JOURNÉE DEUXIÈME.
Scène I.
Oui, mon seigneur, je soutiens qu’il n’est rien tel pour un homme que de n’être pas lui-même et d’être un autre.
Pourquoi cela ?
Parce que toujours le bonheur d’autrui est ou nous paraît plus ou moins grand que le nôtre. Vous-même en êtes la preuve : malgré votre nom, qui est de si bon augure[1], la seule fois que vous êtes heureux, c’est un jour que vous êtes don César !… Le bel appartement ! les belles galeries ! les belles tentures ! les belles glaces ! les beaux secrétaires ! les beaux buffets ! les belles armoires ! le beau lit ! le beau linge ! les beaux dressoirs ! les belles livrées ! la bonne table ! les bons soupers ! les bons ragoûts ! et par-dessus tout, le bon vin !

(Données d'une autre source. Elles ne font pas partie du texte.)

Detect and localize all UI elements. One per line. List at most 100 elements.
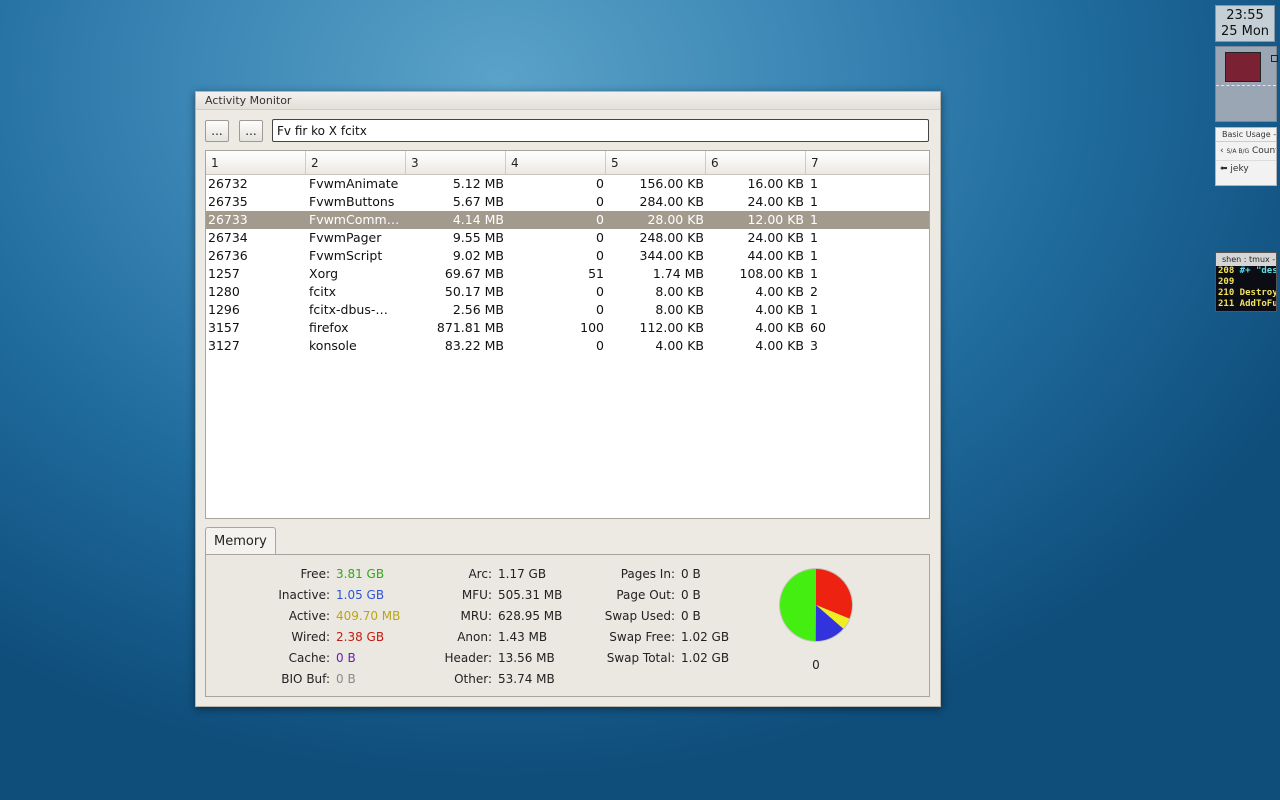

Ah ! Tristan, dans cette hospitalité si charmante, tout ce que j’ai vu c’est une beauté farouche dont la présence et l’absence me font également mourir !
Cette beauté, pour moi, mon seigneur, c’est mon cheval, qui me faisait mourir quand je le voyais de trop près, et qui me fait mourir aussi maintenant que je ne le vois plus.
Faut-il qu’on ne puisse jamais causer avec toi sérieusement !
Une duègne s’était mis en tête d’élever une petite naine ; et un jour…
Tais-toi, de grâce, et ne t’avise plus de me conter tes histoires… sans quoi, vive Dieu ! je te casse la tête !
Quoi ! vous ne voulez plus de contes !
Non.
- ↑ Tristan dit mot à mot : « Car, bien que vous soyez Félix en langue vulgaire, vous ne l’êtes jamais en bon latin, si ce n’est aujourd’hui, etc., etc. » Il ne faut pas oublier que le mot latin felix signifie heureux.